🤖 AI Summary
Large language models (LLMs) frequently exhibit hallucination, yet existing mitigation approaches predominantly rely on post-hoc filtering. Method: This paper proposes QueryBandits, the first framework to integrate context-aware multi-armed bandit algorithms into query rewriting—enabling forward, proactive intervention without fine-tuning. It constructs a reward model based on 17 semantic features and employs Thompson sampling for online policy optimization, dynamically adapting to diverse queries. Empirical analysis reveals that static rewriting exacerbates hallucination and no single rewriting strategy is universally optimal. Results: Evaluated across 13 QA benchmarks, QueryBandits achieves an 87.5% win rate over the no-rewriting baseline and outperforms zero-shot prompting by 42.6–60.3%, while substantially reducing hallucination rates.
📝 Abstract
Advanced reasoning capabilities in Large Language Models (LLMs) have caused higher hallucination prevalence; yet most mitigation work focuses on after-the-fact filtering rather than shaping the queries that trigger them. We introduce QueryBandits, a bandit framework that designs rewrite strategies to maximize a reward model, that encapsulates hallucination propensity based upon the sensitivities of 17 linguistic features of the input query-and therefore, proactively steer LLMs away from generating hallucinations.
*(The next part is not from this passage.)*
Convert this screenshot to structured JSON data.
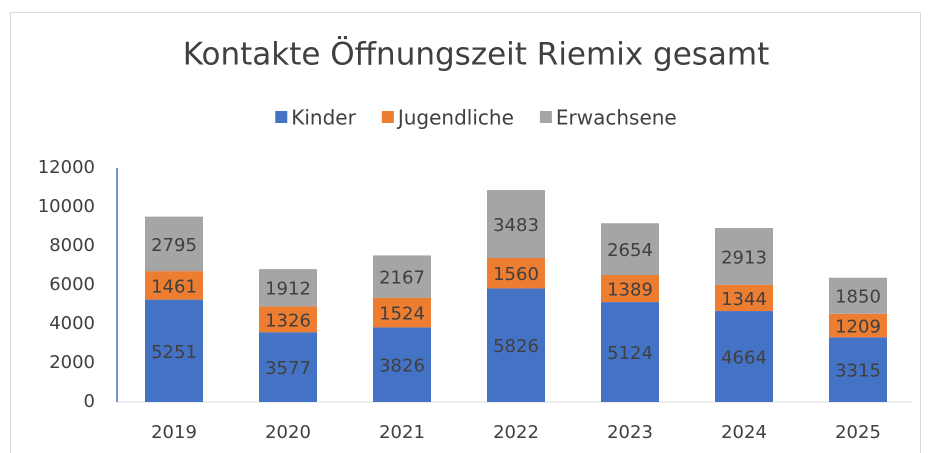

Across 13 diverse QA benchmarks and 1,050 lexically perturbed queries per dataset, our top contextual QueryBandit (Thompson Sampling) achieves an 87.5% win rate over a no-rewrite baseline and also outperforms zero-shot static prompting ("paraphrase" or "expand") by 42.6% and 60.3% respectively. Therefore, we empirically substantiate the effectiveness of QueryBandits in mitigating hallucination via the intervention that takes the form of a query rewrite. Interestingly, certain static prompting strategies, which constitute a considerable number of current query rewriting literature, have a higher cumulative regret than the no-rewrite baseline, signifying that static rewrites can worsen hallucination. Moreover, we discover that the converged per-arm regression feature weight vectors substantiate that there is no single rewrite strategy optimal for all queries. In this context, guided rewriting via exploiting semantic features with QueryBandits can induce significant shifts in output behavior through forward-pass mechanisms, bypassing the need for retraining or gradient-based adaptation.